# Calculate the Fourier series of the function

1. Sep 10, 2012

### Dustinsfl

Calculate the Fourier series of the function $f$ defined on the interval $[\pi, -\pi]$ by
$$f(\theta) = \begin{cases} 1 & \text{if} \ 0\leq\theta\leq\pi\\ -1 & \text{if} \ -\pi < \theta < 0 \end{cases}.$$
$f$ is periodic with period $2\pi$ and odd since $f$ is symmetric about the origin.
So $f(-\theta) = -f(\theta)$.
Let $f(\theta) = \sum\limits_{n = -\infty}^{\infty}a_ne^{in\theta}$.
Then $f(-\theta) = \sum\limits_{n = -\infty}^{\infty}a_ne^{-in\theta} = \cdots + a_{-2}e^{2i\theta} + a_{-1}e^{i\theta} + a_0 + a_{1}e^{-i\theta} + a_{2}e^{-2i\theta}+\cdots$
$-f(\theta) = \sum\limits_{n = -\infty}^{\infty}a_ne^{-in\theta} = \cdots - a_{-2}e^{-2i\theta} - a_{-1}e^{-i\theta} - a_0 - a_{1}e^{i\theta} - a_{2}e^{2i\theta}-\cdots$

$a_0 = -a_0 = 0$

I have solved many Fourier coefficients but I can't think today.

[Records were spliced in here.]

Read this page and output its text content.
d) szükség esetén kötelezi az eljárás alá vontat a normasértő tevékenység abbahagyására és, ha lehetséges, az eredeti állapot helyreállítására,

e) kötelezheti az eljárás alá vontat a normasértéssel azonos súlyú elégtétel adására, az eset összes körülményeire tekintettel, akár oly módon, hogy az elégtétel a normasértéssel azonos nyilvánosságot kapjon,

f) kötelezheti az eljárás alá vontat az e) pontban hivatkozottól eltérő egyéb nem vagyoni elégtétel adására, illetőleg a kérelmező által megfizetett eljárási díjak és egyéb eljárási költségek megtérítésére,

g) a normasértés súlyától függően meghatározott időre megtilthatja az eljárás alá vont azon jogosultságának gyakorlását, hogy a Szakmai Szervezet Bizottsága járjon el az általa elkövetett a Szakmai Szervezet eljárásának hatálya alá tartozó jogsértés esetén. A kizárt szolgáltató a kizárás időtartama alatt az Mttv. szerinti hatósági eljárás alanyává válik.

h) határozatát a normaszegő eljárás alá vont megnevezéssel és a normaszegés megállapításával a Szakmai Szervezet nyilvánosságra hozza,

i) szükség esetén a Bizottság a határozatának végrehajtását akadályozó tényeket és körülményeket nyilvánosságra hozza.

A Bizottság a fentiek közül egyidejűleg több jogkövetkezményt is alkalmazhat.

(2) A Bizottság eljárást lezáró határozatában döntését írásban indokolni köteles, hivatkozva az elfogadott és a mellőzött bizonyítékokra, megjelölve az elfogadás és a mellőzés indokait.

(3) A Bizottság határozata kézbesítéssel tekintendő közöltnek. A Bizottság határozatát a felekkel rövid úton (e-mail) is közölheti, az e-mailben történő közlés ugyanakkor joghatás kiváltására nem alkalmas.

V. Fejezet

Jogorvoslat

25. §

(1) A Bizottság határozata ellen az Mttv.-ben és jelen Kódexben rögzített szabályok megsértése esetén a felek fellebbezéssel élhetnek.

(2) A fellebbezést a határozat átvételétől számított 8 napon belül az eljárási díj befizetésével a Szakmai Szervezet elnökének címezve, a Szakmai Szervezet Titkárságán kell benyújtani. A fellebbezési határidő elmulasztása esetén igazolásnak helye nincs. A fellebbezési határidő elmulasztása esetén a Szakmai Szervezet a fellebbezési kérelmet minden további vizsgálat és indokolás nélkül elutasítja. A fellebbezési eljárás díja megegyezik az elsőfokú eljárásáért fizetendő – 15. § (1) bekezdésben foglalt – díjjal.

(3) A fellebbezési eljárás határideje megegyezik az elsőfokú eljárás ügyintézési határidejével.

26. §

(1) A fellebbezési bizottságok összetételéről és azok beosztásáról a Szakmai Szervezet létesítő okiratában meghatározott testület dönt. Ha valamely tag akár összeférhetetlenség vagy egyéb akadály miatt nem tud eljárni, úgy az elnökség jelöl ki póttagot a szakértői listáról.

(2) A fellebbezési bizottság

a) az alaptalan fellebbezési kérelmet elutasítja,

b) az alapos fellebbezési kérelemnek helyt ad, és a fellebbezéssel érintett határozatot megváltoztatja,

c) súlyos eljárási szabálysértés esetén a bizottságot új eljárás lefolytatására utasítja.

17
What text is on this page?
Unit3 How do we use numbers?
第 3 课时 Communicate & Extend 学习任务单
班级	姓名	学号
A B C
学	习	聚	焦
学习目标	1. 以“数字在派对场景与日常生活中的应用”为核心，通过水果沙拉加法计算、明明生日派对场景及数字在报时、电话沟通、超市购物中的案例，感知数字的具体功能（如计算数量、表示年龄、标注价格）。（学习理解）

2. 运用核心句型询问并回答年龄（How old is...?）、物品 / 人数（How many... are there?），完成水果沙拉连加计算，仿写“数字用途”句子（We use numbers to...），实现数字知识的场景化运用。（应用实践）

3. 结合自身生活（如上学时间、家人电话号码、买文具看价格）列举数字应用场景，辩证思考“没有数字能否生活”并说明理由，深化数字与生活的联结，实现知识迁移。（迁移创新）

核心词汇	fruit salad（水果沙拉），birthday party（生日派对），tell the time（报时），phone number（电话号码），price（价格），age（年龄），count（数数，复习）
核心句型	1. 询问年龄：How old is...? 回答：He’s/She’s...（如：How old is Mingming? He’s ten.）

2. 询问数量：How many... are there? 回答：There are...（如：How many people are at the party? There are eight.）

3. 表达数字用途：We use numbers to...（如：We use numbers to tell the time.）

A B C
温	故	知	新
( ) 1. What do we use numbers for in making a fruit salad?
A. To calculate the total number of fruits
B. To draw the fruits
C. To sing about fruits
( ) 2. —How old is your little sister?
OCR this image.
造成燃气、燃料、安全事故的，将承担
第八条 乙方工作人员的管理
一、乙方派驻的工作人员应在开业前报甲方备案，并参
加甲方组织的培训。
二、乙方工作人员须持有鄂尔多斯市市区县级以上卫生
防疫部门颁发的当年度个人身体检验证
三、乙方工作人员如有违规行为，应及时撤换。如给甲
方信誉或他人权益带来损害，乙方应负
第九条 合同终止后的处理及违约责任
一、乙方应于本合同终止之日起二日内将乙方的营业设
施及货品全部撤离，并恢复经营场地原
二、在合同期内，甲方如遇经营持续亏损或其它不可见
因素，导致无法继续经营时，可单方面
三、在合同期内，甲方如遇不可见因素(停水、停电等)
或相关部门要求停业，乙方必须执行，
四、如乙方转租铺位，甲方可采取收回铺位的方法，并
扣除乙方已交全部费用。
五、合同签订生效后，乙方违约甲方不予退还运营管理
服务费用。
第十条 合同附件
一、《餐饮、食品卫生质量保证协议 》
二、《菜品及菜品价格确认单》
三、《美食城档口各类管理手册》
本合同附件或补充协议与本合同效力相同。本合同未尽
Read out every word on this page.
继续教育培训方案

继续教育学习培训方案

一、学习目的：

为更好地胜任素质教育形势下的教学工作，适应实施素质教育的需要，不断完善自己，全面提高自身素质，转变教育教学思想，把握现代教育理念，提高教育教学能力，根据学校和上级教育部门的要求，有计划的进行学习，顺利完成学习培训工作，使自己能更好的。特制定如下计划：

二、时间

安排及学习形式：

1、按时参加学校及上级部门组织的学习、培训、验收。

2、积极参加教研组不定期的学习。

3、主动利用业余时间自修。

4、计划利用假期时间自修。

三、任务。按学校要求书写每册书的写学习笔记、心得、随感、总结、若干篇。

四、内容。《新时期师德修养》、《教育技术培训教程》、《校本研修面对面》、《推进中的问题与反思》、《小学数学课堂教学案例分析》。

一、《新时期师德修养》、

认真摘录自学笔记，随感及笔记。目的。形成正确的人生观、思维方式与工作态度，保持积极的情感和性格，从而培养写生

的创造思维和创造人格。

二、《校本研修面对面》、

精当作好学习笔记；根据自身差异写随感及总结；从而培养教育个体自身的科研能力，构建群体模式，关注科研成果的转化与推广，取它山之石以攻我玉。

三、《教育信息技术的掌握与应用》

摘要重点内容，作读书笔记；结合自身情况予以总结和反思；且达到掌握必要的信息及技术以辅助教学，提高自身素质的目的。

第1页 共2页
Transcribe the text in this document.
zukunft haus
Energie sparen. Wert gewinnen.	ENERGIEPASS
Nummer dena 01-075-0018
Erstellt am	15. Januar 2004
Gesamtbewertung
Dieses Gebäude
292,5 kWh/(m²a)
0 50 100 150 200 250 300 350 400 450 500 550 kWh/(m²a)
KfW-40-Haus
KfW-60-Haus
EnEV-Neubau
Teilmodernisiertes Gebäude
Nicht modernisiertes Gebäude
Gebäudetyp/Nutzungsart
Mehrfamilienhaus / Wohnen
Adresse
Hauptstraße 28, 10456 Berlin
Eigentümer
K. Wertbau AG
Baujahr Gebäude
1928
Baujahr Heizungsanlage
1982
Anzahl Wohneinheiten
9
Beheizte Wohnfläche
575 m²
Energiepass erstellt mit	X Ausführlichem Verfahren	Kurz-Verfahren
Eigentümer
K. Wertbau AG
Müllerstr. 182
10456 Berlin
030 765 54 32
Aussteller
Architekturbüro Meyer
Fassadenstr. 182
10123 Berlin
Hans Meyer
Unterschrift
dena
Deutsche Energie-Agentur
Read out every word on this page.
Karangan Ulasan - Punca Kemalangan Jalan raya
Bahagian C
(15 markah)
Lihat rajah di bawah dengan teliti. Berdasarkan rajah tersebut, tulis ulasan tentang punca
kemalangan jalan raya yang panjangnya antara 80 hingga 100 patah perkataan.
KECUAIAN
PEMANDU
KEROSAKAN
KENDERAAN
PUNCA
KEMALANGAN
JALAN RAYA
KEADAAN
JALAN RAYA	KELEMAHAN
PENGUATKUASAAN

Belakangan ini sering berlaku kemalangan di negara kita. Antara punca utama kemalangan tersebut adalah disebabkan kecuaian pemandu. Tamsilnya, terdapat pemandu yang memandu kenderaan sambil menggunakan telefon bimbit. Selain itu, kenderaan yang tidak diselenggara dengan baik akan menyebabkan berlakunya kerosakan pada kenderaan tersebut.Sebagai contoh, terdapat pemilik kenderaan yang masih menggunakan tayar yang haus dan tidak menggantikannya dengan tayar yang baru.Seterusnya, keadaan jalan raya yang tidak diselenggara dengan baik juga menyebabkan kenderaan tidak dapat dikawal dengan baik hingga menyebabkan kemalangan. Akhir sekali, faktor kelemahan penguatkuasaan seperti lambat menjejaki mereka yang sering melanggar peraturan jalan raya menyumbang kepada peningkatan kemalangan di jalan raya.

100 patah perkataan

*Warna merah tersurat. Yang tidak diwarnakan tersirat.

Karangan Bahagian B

What do I need to do next?

2. Sep 10, 2012

### micromass

Staff Emeritus
Why don't you just find the Fourier coefficients by using the usual formula?? That is

$$a_n=\frac{1}{2\pi}\int_{-\pi}^\pi f(x)e^{-inx}dx$$

3. Sep 10, 2012

### LCKurtz

Or use the half-range sine expansion since it is an odd function.